My friend’s appetizer of roasted eggplant stuffed with feta cheese and oregano was served with a mild sauce for a nice Mediterranean beginning. For starters I chose a crab cake, lightly browned on each side and full of lump crab meat. Each course was garnished with a fresh herb sprig, the first a mild oregano.
I chose a spinach salad with breadcrumb-crusted chèvre chaud (warm goat cheese), pine nuts, bits of dried fig and crostini (tall, diagonal slices of baguette, toasted with oil and garlic). The greens were kissed with a roasted shallot vinaigrette. She had a Mediterranean salad with traditional tomato, English cucumber, feta cheese, red onion and Kalamata olives, plus not-so-traditional avocados. The oregano vinaigrette was subtle but flavorful.
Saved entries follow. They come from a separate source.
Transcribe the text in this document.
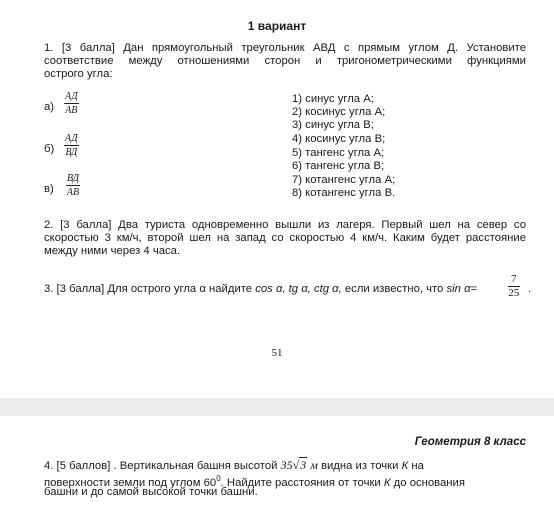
1 вариант
1. [3 балла] Дан прямоугольный треугольник АВД с прямым углом Д. Установите
соответствие между отношениями сторон и тригонометрическими функциями
острого угла:
а)
АД
АВ
б)
АД
ВД
в)
ВД
АВ
1) синус угла А;
2) косинус угла А;
3) синус угла В;
4) косинус угла В;
5) тангенс угла А;
6) тангенс угла В;
7) котангенс угла А;
8) котангенс угла В.
2. [3 балла] Два туриста одновременно вышли из лагеря. Первый шел на север со
скоростью 3 км/ч, второй шел на запад со скоростью 4 км/ч. Каким будет расстояние
между ними через 4 часа.
3. [3 балла] Для острого угла α найдите cos α, tg α, ctg α, если известно, что sin α=	$\frac{7}{25}$ .
51
Геометрия 8 класс
4. [5 баллов] . Вертикальная башня высотой 35√3 м видна из точки К на
поверхности земли под углом $60^0$. Найдите расстояния от точки К до основания
башни и до самой высокой точки башни.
We both chose crusted bounties of the sea — she a salmon filet with enough to take home for another enjoyable meal, I the soft-shelled crab with a crisp crust of chopped almonds. Mine was served with spinach-goat cheese polenta and blanched and lightly sautéed green beans.
My friend recommended the lemon gelato for dessert and reinforced the recommendation by ordering it herself. Good choice. We each had two scoops of mild-flavored, creamy-smooth ice cream under a mound of browned sweet meringue.
On the second visit, we chose different specials of the day. Hers was braised boneless beef short ribs, served with risotto and crisp-soft cooked vegetables. The ribs were topped with shaved parmesan cheese. My choice was a beef scaloppini topped with broiled Gulf shrimp and stacked on a base that contained a slice of potato and a portobello mushroom, on top of a serving of sautéed fresh spinach. It was finished with a wine reduction sauce.
The ribs were tender and tasty, and the distinctive beef short rib flavor carried over to the risotto. The beef scaloppini was delicious, and the combination of beef and wine in the sauce had a hearty flavor.
Our preludes were lobster bisque for her, topped with a crusty pom-pom of puff pastry, and for me, lobster-Jerusalem artichoke ravioli with vermouth-leek crème. Both were picture-perfect servings.
To top off the lunch, she chose a dish of three flavors of sorbet topped with fresh strawberries, blueberries and raspberries. My dessert was the flourless chocolate cake, sprinkled with shavings of white chocolate and edged with a pretty painting of fruit and cream sauces. The dish was also dotted with fresh berries.
The service was attentive but not intrusive, and co-owners Durham and Chettouh came out to greet all the diners, many of them recognized as regulars.
Luncheon main courses, served with vegetable accompaniments, range from $14.50 for a roasted vegetable sandwich on homemade focaccia bread to $19.50 for beef tenderloin paillard. Appetizers, soups, salads and desserts are a la carte. Dinner entrees range from $22.50 for roasted spaghetti squash or roasted half chicken to $38 for rack of lamb or Dover sole almandine.